引导 使用自训练和引导技术来改进模型的想法已在各种背景下得到研究,包括词义消歧、关系抽取、句法分析、序列生成、少样本文本分类、检索到推理。类似地,Toolformer 在应用了基于困惑度的过滤步骤后,基于自身的预测进行训练。
Limitations
While our approach enables LMs to learn how to use a variety of tools in a self-supervised way, there are some clear limitations to what can be achieved with our method in its current form. One such limitation is the inability of Toolformer to use tools in a chain (i.e., using the output of one tool as an input for another tool). This is due to the fact that API calls for each tool are generated independently; as a consequence, there are no examples of chained tool use in the finetuning dataset, since this would necessitate multiple API calls per example. Our current approach also does not allow the LM to use a tool in an interactive way – especially for tools such as search engines, that could potentially return hundreds of different results, enabling a LM to browse through these results or to refine its search query in a similar spirit to Nakano et al. (2021) can be crucial for certain applications. Beyond this, we found models trained with Toolformer to often be sensitive to the exact wording of their input when deciding whether or not to call an API; this is perhaps unsurprising given that LMs are known to be very sensitive to the prompt they are provided with in both zero- and few-shot settings.
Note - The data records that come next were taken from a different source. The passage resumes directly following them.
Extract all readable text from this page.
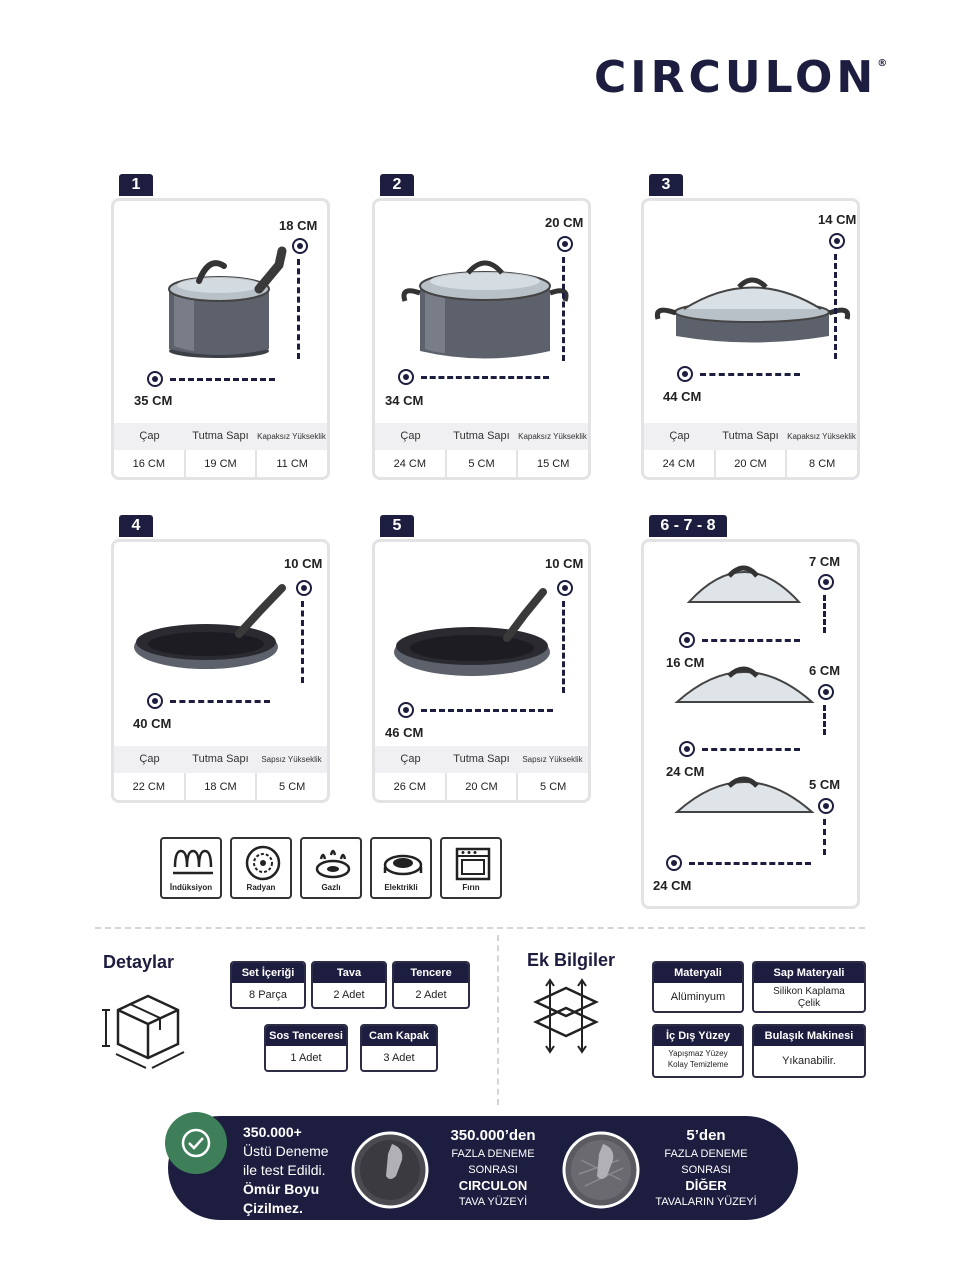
CIRCULON®
1
18 CM
35 CM
Çap	Tutma Sapı	Kapaksız Yükseklik
16 CM	19 CM	11 CM
2
20 CM
34 CM
Çap	Tutma Sapı	Kapaksız Yükseklik
24 CM	5 CM	15 CM
3
14 CM
44 CM
Çap	Tutma Sapı	Kapaksız Yükseklik
24 CM	20 CM	8 CM
4
10 CM
40 CM
Çap	Tutma Sapı	Sapsız Yükseklik
22 CM	18 CM	5 CM
5
10 CM
46 CM
Çap	Tutma Sapı	Sapsız Yükseklik
26 CM	20 CM	5 CM
6 - 7 - 8
7 CM
16 CM
6 CM
24 CM
5 CM
24 CM
İndüksiyon	Radyan	Gazlı	Elektrikli	Fırın
Detaylar
Set İçeriği
8 Parça
Tava
2 Adet
Tencere
2 Adet
Sos Tenceresi
1 Adet
Cam Kapak
3 Adet
Ek Bilgiler
Materyali
Alüminyum
Sap Materyali
Silikon Kaplama
Çelik
İç Dış Yüzey
Yapışmaz Yüzey
Kolay Temizleme
Bulaşık Makinesi
Yıkanabilir.
350.000+
Üstü Deneme
ile test Edildi.
Ömür Boyu
Çizilmez.
350.000’den
FAZLA DENEME
SONRASI
CIRCULON
TAVA YÜZEYİ
5’den
FAZLA DENEME
SONRASI
DİĞER
TAVALARIN YÜZEYİ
Depending on the tool, our method is also very sample-inefficient; for example, processing more than a million documents results in only a few thousand examples of useful calls to the calculator API. A potential solution to this problem might be to iteratively apply our approach, similar to how this is done in related bootstrapping approaches. Finally, when deciding whether or not to make an API call, Toolformer currently does not take into account the tool-dependent, computational cost incurred from making an API call.
虽然我们的方法使语言模型能够以自监督的方式学习使用各种工具,但当前形式的方法所能达到的效果存在一些明显的局限性。一个这样的局限性是Toolformer无法以链式方式使用工具。这是因为每个工具的API调用都是独立生成的;因此,微调数据集中没有链式工具使用的示例,因为这需要在每个示例中进行多次API调用。我们目前的方法也不允许语言模型以交互式方式使用工具——特别是对于搜索引擎等工具,它们可能返回数百个不同的结果,使语言模型能够浏览这些结果或优化其搜索查询,这对于某些应用可能至关重要。除此之外,我们发现使用Toolformer训练的模型在决定是否调用API时,常常对其输入的准确措辞很敏感;鉴于已知语言模型在零样本和少样本设置中对提供给它们的提示非常敏感,这可能并不奇怪。根据工具的不同,我们的方法也非常样本效率低下;例如,处理超过一百万份文档,仅能产生几千个对计算器API有用的调用示例。解决这个问题的一个潜在方法可能是迭代地应用我们的方法,类似于相关引导方法中的做法。最后,在决定是否进行API调用时,Toolformer目前没有考虑因进行API调用而产生的、依赖于工具的计算成本。
Conclusion
We have introduced Toolformer, a LM that learns in a self-supervised way how to use different tools such as search engines, calculators, and translation systems via simple API calls. This is done by finetuning on sampled API calls that are filtered based on whether they reduce perplexity on future tokens. Toolformer considerably improves zero-shot performance of a 6.7B parameter GPT-J model, enabling it to even outperform a much larger GPT-3 model on a range of different downstream tasks.
我们引入了Toolformer,这是一个以自监督方式学习如何通过简单的API调用使用不同工具的语言模型。这是通过在采样的API调用上进行微调来实现的,这些API调用根据它们是否降低未来词元的困惑度进行过滤。Toolformer显著提高了6.7B参数GPT-J模型的零样本性能,使其甚至在一系列不同的下游任务上优于大得多的GPT-3模型。